The best black-body spectrum in Nature is the cosmic microwave background in the universe. Here the details are a bit different. Here there was thermal equilibrium between ions and radiation up to a time about 400000 years after the big bang. Then the same mechanism as described above for the cavity black-body radiation was at work: The photons (i.e., quantized radiation energy) was absorbed and emitted all the time by collisions among the photons with the ions and among the atoms. Due to the principle of detailed balance (which is, btw, following from the unitarity of the S matrix and thus a very fundamental principle) you have radiation and ions in thermal equilibrium as long as the emission and absorption rates are small compared to the expansion rate of the universe.
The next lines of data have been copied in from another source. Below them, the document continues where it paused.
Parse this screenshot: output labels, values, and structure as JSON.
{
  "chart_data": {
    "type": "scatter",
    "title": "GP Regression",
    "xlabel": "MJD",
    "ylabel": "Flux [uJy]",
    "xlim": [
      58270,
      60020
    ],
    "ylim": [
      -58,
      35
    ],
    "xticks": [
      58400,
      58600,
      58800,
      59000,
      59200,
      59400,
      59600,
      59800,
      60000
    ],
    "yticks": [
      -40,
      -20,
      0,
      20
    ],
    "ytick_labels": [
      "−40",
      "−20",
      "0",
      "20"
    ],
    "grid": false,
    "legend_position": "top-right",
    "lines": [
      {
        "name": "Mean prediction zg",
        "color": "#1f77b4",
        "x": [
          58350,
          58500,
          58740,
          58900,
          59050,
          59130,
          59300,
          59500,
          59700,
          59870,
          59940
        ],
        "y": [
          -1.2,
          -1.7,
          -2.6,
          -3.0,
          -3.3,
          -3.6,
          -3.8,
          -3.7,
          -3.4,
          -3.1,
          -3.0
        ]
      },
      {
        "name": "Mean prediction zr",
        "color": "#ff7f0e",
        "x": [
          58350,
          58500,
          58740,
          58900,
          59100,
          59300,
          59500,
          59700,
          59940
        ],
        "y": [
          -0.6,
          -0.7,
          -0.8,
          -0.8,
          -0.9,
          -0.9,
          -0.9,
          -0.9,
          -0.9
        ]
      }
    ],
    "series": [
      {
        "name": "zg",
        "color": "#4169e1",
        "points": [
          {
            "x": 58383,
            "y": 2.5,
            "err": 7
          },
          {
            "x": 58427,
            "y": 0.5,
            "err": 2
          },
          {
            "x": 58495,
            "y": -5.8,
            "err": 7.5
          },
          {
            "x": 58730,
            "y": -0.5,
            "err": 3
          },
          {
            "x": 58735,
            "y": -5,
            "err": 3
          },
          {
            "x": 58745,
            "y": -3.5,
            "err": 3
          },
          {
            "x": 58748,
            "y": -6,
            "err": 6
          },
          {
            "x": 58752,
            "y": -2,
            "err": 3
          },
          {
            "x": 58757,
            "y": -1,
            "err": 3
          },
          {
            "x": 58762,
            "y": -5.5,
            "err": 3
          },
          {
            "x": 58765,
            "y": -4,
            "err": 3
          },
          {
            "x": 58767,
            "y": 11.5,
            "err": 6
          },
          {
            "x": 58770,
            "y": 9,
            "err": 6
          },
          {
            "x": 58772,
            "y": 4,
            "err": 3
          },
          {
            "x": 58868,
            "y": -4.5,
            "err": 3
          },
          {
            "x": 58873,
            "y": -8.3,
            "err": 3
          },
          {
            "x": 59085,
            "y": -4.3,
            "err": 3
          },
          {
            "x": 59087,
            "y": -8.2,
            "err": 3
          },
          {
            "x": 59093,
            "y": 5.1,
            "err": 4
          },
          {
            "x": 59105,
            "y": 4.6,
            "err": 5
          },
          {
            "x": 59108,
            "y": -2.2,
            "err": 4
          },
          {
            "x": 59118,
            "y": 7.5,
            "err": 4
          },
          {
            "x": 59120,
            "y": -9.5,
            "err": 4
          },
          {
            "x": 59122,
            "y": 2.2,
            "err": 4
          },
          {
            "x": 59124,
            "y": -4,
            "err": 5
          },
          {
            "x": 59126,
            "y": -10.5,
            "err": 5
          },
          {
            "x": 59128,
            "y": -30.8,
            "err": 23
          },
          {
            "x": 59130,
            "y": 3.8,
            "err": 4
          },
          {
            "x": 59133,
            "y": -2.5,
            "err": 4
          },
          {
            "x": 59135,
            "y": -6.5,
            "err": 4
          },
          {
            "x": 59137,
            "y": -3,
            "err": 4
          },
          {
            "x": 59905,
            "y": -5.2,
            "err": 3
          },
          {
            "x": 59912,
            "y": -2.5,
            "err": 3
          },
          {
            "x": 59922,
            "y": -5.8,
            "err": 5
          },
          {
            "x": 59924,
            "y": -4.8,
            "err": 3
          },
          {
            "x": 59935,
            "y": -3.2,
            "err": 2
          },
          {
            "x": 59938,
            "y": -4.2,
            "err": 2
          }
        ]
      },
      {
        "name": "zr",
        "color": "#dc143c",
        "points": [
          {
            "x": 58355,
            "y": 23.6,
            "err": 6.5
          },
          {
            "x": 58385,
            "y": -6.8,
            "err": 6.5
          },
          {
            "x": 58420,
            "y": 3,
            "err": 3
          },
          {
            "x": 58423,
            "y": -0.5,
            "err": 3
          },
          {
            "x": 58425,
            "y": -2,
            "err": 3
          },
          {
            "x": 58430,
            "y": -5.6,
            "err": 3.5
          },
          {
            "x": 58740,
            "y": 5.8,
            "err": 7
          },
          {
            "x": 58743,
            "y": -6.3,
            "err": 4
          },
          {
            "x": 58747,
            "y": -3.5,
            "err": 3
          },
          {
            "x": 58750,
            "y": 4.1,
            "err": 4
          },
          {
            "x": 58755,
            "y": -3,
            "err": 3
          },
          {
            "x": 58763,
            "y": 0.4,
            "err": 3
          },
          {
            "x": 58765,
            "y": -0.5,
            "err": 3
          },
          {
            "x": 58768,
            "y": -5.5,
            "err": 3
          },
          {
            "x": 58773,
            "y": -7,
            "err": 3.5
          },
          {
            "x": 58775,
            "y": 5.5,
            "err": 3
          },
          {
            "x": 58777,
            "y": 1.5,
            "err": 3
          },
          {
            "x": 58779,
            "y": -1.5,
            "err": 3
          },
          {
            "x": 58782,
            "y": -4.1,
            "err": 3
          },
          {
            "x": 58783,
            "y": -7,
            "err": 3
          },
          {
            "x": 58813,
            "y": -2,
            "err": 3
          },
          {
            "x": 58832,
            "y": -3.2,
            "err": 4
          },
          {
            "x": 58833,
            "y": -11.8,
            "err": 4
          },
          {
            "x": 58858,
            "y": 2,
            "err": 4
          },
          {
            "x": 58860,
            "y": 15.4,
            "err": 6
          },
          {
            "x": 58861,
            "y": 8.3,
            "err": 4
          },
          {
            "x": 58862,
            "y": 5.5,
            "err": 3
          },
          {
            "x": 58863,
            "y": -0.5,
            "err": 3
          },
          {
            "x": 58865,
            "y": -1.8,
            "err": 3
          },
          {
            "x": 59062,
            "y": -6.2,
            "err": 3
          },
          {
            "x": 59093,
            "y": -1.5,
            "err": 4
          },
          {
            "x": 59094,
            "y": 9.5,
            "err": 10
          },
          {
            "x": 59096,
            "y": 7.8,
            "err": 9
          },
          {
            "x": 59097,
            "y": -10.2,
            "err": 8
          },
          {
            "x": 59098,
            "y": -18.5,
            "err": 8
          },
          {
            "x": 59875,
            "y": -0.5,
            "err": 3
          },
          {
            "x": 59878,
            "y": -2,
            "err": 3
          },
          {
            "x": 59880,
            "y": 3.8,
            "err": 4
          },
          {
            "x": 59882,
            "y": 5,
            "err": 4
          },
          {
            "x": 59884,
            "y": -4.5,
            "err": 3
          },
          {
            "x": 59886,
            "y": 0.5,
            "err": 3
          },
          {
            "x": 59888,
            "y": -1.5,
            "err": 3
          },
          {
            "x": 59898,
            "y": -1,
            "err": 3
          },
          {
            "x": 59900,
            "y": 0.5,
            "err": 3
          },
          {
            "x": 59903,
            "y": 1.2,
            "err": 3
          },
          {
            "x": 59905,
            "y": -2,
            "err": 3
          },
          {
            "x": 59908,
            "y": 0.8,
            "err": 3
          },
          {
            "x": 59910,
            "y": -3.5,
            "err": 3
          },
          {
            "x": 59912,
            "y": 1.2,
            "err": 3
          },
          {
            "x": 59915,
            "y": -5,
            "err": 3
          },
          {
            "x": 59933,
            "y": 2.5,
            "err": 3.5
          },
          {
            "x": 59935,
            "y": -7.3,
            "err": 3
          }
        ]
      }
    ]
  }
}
Thus, at some time when the universe cooled down to the Mott transition temperature, where the ions (i.e., electrons and protons, and the light primordial nuclei) combine (funnily one talks about "recombination" although there were no atoms before this time of the universe's evolution) to electrically neutral atoms, the emission and absorption rates went down drastically (practically to 0). From this moment on the photons were decoupled from the heatbath ("freeze-out"). Now photons are massless and thus there is no intrinsic scale in the black-body spectrum (the only intrinsic energy scale is the temperature of the universe). Thus the only thing happening to the photons is gravitational redshift multiplying all photon momenta and frequencies by a common red-shift factor. Thus the CMBR looks still like a black-body spectrum but with a much smaller temperature by the same redshift factor as the photon frequencies. This becomes also clear quantitatively: The Mott-transition temperature is around 3000K and the red-shift factor from the time of "recombination" is around 1000, giving about 3K for the background radiation, which is not bad compared to the very precise value (around 2.75 K) from COBE, WMAP an PLANCK.